La biotecnología se está utilizando en diversos campos de la producción y sanidad animal. Entre sus principales aplicaciones en ganadería se encuentran la identificación y chequeo de parentesco, la contrucción de mapas genéticos, el desarrollo de nuevos tratamientos de enfermedades. Los marcadores moleculares constituyen hoy una herramient moderna y poderosa para el viejo arte de la selección (Cornide et al., 2000). Entre sus aplicaciones más inmediatas se encuentran la identificación de parentesco o de identidad y la caracterización de la diversidad genética.
En países de alto desarrollo ganadero y especialmente en especies de interés económico, específicamente en vacunos y equinos, la identificación genética y el obligado establecimiento de pruebas de paternidad, queda lejos de cualquier duda como argumento para la fiabilidad y credibilidad de los libros genealógicos en las distintas razas (Zaragoza et al, 1994). En esos países, todo aquel que se dedique directa o indirectamente a la selección ganadera, debe aceptar el análisis de conformidad. En vacunos, cerdos y caballos principalmente, el control de parentesco se ha realizado de forma rutinaria en la mayoría de los países mediante la metodología de grupos sanguíneos y polimorfismos bioquímicos, dirigida su estandarización por la Sociedad Internacional de Genética Animal (ISAG). En Europa, desde hace más de una década, la legislación acerca del tema exige la obligatoriedad de acompañar todos los registros e intercambios de material genético vivo, semen o embriones, con documentos que acrediten la veracidad y contrastación de paternidad del mencionado material genético. Estos métodos clásicos de polimorfismos bioquímicos y grupos sanguíneos presentan limitaciones, debido a que estos representan del 5 al 10% del genoma, no se detectan mutaciones silenciosas, se requieren técnicas específicas para cada marcador y la exclusión de paternidad solo suele llegar al 95% si el número de marcadores es elevado (Ferreira y Grattapaglia, 1995).

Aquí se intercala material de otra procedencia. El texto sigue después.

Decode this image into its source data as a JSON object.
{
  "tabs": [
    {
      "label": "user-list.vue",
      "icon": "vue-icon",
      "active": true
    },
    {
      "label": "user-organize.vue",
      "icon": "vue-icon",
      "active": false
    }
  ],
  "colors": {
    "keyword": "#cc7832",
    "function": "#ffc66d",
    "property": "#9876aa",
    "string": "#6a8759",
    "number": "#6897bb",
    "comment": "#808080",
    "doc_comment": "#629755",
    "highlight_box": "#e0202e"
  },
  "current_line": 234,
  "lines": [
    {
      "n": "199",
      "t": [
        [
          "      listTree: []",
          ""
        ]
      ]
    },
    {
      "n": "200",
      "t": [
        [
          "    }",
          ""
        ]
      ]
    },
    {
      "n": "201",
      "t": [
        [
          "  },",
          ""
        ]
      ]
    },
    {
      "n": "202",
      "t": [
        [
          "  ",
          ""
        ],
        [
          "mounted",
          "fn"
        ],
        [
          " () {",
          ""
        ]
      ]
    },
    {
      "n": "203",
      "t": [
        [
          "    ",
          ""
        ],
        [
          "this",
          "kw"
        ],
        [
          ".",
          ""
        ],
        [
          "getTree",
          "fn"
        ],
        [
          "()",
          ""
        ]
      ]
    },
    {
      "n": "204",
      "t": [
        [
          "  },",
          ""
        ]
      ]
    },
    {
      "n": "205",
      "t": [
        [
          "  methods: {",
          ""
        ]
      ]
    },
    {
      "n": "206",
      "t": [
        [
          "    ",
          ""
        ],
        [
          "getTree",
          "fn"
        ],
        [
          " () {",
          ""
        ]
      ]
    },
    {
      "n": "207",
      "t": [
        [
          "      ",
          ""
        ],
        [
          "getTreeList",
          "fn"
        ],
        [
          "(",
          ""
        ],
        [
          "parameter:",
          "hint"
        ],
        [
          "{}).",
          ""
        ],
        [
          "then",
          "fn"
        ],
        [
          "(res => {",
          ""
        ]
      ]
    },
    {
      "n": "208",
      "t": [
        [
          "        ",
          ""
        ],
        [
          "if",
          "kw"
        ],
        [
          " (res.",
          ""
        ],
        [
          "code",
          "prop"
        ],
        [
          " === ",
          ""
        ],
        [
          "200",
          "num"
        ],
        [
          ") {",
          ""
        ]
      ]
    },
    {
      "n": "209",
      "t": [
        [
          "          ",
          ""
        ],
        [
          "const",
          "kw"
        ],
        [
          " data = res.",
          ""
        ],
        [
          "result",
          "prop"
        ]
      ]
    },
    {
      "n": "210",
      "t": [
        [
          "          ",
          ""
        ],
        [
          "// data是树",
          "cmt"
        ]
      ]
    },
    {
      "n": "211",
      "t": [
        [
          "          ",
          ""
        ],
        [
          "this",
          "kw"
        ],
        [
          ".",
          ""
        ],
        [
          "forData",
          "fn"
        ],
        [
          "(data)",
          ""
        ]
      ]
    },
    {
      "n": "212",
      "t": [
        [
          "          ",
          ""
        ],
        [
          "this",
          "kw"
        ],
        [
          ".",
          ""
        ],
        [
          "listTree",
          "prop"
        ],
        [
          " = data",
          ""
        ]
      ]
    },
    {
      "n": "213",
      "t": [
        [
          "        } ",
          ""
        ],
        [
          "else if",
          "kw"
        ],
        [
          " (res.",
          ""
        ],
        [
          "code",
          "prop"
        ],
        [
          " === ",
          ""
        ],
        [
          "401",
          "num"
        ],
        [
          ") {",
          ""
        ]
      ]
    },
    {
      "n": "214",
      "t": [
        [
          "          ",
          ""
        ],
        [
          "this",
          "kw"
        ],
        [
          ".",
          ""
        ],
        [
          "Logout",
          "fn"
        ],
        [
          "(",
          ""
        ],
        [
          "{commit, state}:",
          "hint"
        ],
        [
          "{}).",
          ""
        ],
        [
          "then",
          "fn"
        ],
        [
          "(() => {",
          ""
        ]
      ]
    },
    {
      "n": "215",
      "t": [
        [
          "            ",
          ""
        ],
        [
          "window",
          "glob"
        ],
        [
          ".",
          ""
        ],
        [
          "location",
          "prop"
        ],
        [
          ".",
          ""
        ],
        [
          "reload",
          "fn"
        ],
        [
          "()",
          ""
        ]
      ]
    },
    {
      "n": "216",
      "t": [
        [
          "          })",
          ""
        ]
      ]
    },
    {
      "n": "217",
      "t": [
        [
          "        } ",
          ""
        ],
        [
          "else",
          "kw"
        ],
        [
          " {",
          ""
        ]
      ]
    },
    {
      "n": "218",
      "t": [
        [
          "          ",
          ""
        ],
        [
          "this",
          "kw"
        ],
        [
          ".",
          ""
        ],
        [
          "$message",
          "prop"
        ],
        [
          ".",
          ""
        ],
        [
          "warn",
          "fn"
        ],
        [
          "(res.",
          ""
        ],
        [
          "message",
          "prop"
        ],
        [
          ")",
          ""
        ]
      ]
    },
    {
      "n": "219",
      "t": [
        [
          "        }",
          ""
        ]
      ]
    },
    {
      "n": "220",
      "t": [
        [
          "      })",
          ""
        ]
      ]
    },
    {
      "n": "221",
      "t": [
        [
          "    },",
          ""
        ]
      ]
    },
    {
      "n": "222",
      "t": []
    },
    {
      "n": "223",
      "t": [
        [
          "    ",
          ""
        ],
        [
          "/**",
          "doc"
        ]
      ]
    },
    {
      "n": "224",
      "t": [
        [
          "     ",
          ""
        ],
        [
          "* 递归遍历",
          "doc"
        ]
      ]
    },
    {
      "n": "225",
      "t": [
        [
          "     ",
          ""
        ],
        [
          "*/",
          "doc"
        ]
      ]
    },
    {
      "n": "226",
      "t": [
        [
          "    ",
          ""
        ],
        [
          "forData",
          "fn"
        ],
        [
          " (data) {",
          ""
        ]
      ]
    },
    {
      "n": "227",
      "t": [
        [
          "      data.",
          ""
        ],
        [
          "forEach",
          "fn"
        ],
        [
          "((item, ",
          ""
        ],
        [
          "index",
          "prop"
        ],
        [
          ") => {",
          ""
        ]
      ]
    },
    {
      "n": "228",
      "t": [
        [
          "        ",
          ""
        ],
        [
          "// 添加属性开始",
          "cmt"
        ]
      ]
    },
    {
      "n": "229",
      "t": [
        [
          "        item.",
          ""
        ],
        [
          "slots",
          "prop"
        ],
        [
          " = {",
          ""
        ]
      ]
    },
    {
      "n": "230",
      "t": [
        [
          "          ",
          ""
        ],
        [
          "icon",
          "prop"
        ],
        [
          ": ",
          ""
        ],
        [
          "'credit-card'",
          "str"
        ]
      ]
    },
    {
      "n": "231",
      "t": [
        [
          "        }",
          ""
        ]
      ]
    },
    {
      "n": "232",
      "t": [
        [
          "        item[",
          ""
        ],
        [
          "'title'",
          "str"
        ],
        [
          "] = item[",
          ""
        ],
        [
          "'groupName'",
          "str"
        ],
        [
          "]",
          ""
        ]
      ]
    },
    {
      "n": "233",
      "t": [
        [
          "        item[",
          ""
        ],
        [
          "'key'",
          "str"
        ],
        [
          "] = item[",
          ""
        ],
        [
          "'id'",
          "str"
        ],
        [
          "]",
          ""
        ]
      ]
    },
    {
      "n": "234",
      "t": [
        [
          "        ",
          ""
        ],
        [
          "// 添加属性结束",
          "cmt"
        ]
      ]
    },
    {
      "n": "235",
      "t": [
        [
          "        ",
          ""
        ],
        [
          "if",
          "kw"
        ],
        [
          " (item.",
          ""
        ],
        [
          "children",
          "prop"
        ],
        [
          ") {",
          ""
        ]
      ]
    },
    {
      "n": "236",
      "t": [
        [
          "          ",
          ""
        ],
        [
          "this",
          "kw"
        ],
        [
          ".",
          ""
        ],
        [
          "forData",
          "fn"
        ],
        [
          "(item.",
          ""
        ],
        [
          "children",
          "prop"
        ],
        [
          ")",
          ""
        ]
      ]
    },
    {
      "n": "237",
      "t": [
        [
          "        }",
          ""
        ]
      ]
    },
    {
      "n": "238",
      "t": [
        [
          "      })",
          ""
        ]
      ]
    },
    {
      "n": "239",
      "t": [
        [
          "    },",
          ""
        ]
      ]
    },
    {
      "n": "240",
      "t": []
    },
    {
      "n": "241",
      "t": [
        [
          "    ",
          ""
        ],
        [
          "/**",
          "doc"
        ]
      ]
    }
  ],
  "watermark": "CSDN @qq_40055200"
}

La ISAG, en la XXIII Conferencia Internacional sobre Genética Animal, decidió el estudio y estandarización de las técnicas de análisis de ADN para su posible uso futuro en las pruebas de paternidad (http://www.inmgen.com), sobre todo de microsatélites, debido a las características que los han convertido en marcadores de elección para este tipo de estudios (Craighead et al., 1995; Schnabel et al., 2000).
Estos marcadores constituyen una herramienta fundamental en la construcción de mapas genéticos (Todd, 1992). Dichos mapas, además de su indudable interés científico, son herramientas fundamentales para la identificación y aislamiento tanto de genes responsables de enfermedades como otros de interés económico (ej. QTLs)(Rodríguez-Zas et al., 2002) para posteriormente utilizar esta información en programas de mejoramiento animal a través de la llamada Selección Asistida por Marcadores (Marker Assisted Selection, MAS). Grisat et al., (2002) y Brunner et al., (2003) entre otros, han desarrollado metodologías para la identificación de QTL en bovinos. En esta última línea de aplicación utilizando marcadores ligados a genes mejoradores, se puede aumentar la eficiencia de la selección en la medida en que estos se introduzcan en los programas de selección. Esto a su vez facilita el aislamiento de genes o grupos de genes para la obtención de animales transgénicos.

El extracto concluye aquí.